Someone tried to take down the site that remembers the whole internet

WayBackMachine, a popular archive storing over 800 billion web pages, has experienced a distributed denial of service (DDoS) attack.

Just imagine this. Sam, a totally made-up business owner, discovers that a former member of the company’s board, let’s call him Ilya, has posted defamatory statements on a personal blog.

As with many rage-filled posts, Ilya might delete that post later. However, the post has already caused significant reputational damage to Sam. But Sam never made a screenshot of the defamatory post so he can’t really prove anything. But deleted doesn’t mean forgotten. Soon, Sam learns about the WayBackMachine, an internet archive that just happens to take snapshots of over 800 billion websites and archive them.

This is just one scenario of how the WayBackMachine can be used. Dating back to 1996, it’s a huge archive of web content, including 44 million books, 15 million audio recordings, including concerts, and over 10 million videos, among other valuable information.

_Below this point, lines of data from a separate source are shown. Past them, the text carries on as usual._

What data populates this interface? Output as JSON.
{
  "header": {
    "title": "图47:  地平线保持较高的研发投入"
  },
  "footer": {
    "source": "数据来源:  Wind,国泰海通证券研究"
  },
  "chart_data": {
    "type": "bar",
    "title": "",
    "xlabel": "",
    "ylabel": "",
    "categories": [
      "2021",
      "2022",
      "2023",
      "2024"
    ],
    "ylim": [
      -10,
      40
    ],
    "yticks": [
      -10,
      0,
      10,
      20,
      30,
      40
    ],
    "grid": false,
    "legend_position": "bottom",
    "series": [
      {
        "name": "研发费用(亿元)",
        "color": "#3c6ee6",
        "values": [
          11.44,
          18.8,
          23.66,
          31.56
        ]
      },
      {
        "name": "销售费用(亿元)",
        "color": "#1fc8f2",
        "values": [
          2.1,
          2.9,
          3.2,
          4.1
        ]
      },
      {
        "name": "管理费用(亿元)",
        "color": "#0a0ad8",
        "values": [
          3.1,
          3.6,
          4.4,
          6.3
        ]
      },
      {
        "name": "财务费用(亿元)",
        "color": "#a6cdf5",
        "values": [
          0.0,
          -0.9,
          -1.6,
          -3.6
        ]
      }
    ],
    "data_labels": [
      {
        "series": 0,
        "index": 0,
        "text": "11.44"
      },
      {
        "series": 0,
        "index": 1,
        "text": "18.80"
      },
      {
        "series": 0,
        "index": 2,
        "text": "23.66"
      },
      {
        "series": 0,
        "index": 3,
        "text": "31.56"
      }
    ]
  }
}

In other words, it remembers the internet as it was yesterday and has been doing so for nearly three decades.

And someone tried to take it down, ironically (or perhaps incidentally) on US Memorial Day.

“Sorry to say, is under a DDoS attack. The data is not affected, but most services are unavailable,” the Internet Archive, the organization behind the WayBackMachine, posted on X.

Users on social media expressed their disbelief on who and why could target the internet archive.

“I am guessing this is by people that really don't believe in what you are doing. It's like burning down a library. You really have to be a low life to attack this sort of thing,” one X user said.

Some speculated that it might be just a large large model (LLM) grabbing the WayBackMachine’s data for training purposes.

Details about the attack are scarce. A DDoS essentially occurs when someone intentionally sends a large number of requests to a website, hoping the share of traffic will crash the site.

Eventually, the site was restored.

“Up again. This has been a back-and-forth with the attackers. We have made some adjustments, but geez. at least, Happy Memorial Day!”

If you haven’t tried it out yet, I suggest you go and play with it – it might even have a snapshot of your old blog. It does remember mine, and it’s slightly embarrassing. But with freedom of speech comes great responsibility, so what can you do?